Block-wise multiplicative update rules

We present a block-wise formulation of multiplicative update rules for NMTF. We partition the input data X into N×M blocks, X (i,j), where i{0,1,…,N−1} and j{0,1,…,M−1}. Conversely, latent factor U is row-partitioned into N blocks, and V is column-partitioned into M blocks. Figure 1 shows an example where matrix X is row-partitioned into N=3 blocks and column-partitioned into M=2 blocks.
Fig. 1

Bock-wise partitioning of data matrix X using a 3×2 configuration. Latent factor U is divided into three blocks, U (i), and latent factor V (j) is divided into two blocks. The remaining latent factor S is not partitioned into blocks

Using this block-wise data representation we reformulate the multiplicative update rules from Eqs. (13) as follows:
$$\begin{array}{*{20}l} \mathbf{U}^{(i)} & \leftarrow \mathbf{U}^{(i)} \circ \frac{\sum_{j} \mathbf{X}^{(i,j)} \left(\mathbf{V}^{(j)} \mathbf{S}^{T}\right) }{ \mathbf{U}^{(i)} \sum_{j} \left(\mathbf{S} \left(\left(\mathbf{V}^{(j)}\right)^{T}\right) \left(\mathbf{V}^{(j)} \mathbf{S}^{T}\right)\right)} \end{array} $$
$$\begin{array}{*{20}l} \mathbf{V}^{(j)} & \leftarrow \mathbf{V}^{(j)} \circ \frac{\sum_{i} \left(\left(\mathbf{X}^{(i,j)}\right)^{T} \mathbf{U}^{(i)}\right) \mathbf{S} }{ \mathbf{V}^{(j)} \mathbf{S}^{T} \sum_{i} \left(\left(\mathbf{U}^{(i)}\right)^{T} \mathbf{U}^{(i)}\right) \mathbf{S}} \end{array} $$
$$\begin{array}{*{20}l} \mathbf{S} & \leftarrow \mathbf{S} \circ \frac{\sum_{j} \sum_{i} \left(\left(\mathbf{U}^{(i)}\right)^{T} \mathbf{X}^{(i,j)}\right) \mathbf{V}^{(j)} }{ \sum_{i} \left(\left(\mathbf{U}^{(i)}\right)^{T} \mathbf{U}^{(i)}\right) \mathbf{S} \sum_{j}\left(\left(\mathbf{V}^{(j)}\right)^{T} \mathbf{V}^{(j)}\right)} \end{array} $$

where i and j denote i-th row and j-th column matrix block, respectively.
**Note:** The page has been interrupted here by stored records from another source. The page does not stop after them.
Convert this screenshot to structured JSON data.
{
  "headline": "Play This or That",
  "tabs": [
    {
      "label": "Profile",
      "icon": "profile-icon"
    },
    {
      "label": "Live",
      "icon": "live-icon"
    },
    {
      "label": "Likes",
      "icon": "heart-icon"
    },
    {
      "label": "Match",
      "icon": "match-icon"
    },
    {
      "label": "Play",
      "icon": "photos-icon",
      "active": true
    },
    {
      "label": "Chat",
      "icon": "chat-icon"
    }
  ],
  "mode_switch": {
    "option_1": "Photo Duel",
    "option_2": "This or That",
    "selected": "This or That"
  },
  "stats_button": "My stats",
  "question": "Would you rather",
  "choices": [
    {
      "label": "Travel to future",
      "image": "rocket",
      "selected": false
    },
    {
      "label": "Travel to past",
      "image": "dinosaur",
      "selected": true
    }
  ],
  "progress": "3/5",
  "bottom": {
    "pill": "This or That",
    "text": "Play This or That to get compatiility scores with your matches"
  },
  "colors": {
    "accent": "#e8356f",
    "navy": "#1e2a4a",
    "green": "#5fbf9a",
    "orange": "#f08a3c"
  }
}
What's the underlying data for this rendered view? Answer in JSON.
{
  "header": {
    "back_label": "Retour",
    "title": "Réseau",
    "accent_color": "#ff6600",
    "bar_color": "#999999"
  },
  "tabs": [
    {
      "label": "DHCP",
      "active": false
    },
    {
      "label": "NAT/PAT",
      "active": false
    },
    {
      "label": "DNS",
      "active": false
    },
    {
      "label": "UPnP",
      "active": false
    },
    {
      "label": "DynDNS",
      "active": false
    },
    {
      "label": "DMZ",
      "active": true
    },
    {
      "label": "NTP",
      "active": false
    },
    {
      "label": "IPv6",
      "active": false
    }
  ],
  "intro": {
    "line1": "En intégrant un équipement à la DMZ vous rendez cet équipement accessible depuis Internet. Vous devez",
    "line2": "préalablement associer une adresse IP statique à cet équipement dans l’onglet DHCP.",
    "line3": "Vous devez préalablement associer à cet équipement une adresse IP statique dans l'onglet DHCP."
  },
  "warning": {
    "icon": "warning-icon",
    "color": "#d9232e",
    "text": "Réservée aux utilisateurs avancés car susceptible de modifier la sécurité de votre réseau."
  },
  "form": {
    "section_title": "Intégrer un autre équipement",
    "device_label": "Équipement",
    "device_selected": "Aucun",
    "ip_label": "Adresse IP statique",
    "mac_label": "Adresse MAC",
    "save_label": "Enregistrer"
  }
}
Notice that our block partitioning scheme and update rules in Eqs. (79) preserve all properties of factorizing a non-partitioned matrix X. That is, the result of block-wise matrix tri-factorization is identical to the result returned by non-partitioned matrix tri-factorization as proposed by Long et al. [19]. For example, consider an update for factor U in Eq. (1) and its block-wise variant in Eq. (7). To show that these two update rules are equivalent, we need to check that the values in U (i) are identical to the values of U at corresponding positions. Notice that division in both updates is element-wise; hence, we can independently check equivalency of numerator and denominator. For example, the numerator in Eq. (1) is expressed as X V S T . An i-th row of this expression can be written in a block-wise manner as \(\sum _{j}{\mathbf X^{(i,j)}}{\mathbf V^{(j)}}{\mathbf S}^{T}\), which is exactly the corresponding numerator in Eq. (7). The equivalency of other terms of non-partitioned and block-wise updated rules are further shown in the proof of equivalence of block-wise and non-block-wise formulation of NMTF (Additional file 1: Section 1).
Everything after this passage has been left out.